Managed platform

How the service relates to Core.

The Managed Service runs the same agent pipeline as the open-source Core, hosted on Cloudflare. The intelligence is the same code you can read; the service is the operational shell around it — tenancy, identity, audit, and the running of it — so that the people we built it for don't have to stand up PostgreSQL.

The promise: the Managed Service exists so the people we built it for — your mom and dad, the family member who keeps forwarding suspicious emails — get the protection of the Core without needing a developer to run it for them.
The boundary

Core owns the intelligence.
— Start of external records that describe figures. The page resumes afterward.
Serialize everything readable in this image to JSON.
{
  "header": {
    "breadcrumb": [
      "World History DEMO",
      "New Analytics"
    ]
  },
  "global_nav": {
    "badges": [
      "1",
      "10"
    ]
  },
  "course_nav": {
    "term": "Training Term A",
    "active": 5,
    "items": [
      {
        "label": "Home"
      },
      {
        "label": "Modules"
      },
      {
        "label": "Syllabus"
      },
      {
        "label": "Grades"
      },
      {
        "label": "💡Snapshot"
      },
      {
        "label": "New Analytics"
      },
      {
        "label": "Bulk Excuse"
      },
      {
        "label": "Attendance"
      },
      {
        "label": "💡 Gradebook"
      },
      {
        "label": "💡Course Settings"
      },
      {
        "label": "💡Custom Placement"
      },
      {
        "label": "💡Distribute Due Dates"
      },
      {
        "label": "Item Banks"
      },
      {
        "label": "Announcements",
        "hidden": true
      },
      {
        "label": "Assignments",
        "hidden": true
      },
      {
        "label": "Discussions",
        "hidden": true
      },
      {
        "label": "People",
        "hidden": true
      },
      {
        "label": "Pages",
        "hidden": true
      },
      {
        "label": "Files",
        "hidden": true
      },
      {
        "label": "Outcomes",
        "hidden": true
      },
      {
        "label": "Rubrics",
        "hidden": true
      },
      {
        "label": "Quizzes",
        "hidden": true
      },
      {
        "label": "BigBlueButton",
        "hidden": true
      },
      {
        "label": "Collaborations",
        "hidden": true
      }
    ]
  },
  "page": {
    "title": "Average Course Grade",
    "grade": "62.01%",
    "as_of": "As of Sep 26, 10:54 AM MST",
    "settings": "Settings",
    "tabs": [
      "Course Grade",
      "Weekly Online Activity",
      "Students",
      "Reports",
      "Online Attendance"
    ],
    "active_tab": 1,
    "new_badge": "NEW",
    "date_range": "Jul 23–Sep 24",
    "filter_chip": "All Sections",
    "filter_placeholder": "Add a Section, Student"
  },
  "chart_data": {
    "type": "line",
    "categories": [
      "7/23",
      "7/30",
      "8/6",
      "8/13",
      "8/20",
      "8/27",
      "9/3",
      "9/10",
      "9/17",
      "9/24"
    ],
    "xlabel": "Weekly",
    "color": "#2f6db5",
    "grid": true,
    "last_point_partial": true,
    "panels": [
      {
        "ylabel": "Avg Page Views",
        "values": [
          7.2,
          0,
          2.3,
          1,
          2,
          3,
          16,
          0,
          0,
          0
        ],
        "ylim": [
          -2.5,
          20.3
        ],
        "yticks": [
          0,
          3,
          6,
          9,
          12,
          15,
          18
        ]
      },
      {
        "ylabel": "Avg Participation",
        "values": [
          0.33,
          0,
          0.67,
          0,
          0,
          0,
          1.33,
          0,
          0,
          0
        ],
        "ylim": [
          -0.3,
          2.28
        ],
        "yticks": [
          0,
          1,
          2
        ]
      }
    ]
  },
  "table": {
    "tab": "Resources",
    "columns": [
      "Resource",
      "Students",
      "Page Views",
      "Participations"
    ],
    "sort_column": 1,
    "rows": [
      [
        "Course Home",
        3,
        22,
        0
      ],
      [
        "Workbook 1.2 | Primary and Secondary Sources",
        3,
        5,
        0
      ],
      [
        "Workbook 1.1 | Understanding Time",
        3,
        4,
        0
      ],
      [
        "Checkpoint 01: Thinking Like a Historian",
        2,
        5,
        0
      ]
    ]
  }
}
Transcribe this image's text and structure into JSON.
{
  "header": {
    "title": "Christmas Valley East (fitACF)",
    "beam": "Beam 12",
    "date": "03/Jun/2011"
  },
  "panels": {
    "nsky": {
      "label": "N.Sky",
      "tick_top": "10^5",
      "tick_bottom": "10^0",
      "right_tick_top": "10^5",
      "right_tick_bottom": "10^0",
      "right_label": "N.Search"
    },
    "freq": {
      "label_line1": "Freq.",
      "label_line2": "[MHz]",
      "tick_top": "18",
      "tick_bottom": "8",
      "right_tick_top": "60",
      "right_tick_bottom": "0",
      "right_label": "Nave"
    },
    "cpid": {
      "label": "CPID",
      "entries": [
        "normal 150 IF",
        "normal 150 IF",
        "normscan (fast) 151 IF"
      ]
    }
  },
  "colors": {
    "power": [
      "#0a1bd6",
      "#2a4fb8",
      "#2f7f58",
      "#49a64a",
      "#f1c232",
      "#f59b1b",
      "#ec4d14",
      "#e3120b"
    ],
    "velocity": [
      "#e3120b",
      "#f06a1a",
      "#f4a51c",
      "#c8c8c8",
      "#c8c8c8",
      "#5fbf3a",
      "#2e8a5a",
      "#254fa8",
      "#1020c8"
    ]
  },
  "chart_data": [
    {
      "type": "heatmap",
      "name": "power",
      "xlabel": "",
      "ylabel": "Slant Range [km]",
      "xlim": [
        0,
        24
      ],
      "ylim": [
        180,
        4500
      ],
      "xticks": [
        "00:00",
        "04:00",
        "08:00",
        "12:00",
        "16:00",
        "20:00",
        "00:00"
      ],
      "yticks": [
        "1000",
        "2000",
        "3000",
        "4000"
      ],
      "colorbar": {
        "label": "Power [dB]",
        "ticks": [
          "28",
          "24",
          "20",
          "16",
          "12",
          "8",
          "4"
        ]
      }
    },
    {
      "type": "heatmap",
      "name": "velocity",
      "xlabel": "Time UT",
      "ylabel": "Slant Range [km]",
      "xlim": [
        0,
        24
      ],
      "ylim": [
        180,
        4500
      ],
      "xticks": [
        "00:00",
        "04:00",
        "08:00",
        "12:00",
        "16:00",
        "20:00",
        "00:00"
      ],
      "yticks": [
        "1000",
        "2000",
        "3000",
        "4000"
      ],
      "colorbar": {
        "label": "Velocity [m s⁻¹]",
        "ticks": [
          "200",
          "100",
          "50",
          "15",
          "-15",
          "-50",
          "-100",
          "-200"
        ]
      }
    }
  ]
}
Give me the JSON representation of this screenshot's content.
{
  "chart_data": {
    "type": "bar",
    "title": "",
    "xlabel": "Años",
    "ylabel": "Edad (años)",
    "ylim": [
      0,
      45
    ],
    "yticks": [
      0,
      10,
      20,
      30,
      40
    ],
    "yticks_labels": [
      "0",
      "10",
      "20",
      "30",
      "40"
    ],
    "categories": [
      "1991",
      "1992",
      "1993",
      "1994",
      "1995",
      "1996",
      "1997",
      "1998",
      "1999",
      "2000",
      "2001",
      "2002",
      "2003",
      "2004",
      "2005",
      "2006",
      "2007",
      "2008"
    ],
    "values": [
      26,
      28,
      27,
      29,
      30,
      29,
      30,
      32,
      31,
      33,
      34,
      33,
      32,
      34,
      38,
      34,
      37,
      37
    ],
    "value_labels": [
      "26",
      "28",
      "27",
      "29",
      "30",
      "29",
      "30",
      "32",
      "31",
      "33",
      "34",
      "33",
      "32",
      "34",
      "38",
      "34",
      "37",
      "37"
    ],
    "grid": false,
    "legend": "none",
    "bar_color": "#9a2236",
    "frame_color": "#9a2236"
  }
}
The service owns the experience.

Core (OSS)Managed Service
LLM workflows, RAG, classification, filing logic.Tenant records, identity and RBAC, audit infrastructure, billing.
Single-user developer runtime.Multi-tenant hosted orchestration.
AGPL open-source base.Private commercial service.

The service doesn't fork the agent logic — it runs the Core. If you don't trust how a decision was made, the code that made it is public.

Simulated managed service boundary diagram showing Core and service responsibilities
Simulated boundary: Core intelligence and managed service responsibilities
Tenant model

Strict by default.

Cross-tenant access requires explicit grants and is auditable. Raw mailbox credentials never sit in application logs.

  • Account boundaries for metadata, authorization, and audit events.
  • Deny-by-default RBAC with explicit grants for cross-tenant access.
  • Reference-handled secrets — mailbox credentials never appear in logs.
Operations

Audited, scoped, recoverable.

Support workflows and destructive actions follow the same audit path that users see.

  • Support access is scoped, time-bound, and recorded.
  • Destructive actions require dry-run preview and explicit confirmation.
  • Incident review uses the same audit log the user sees, with no shadow record.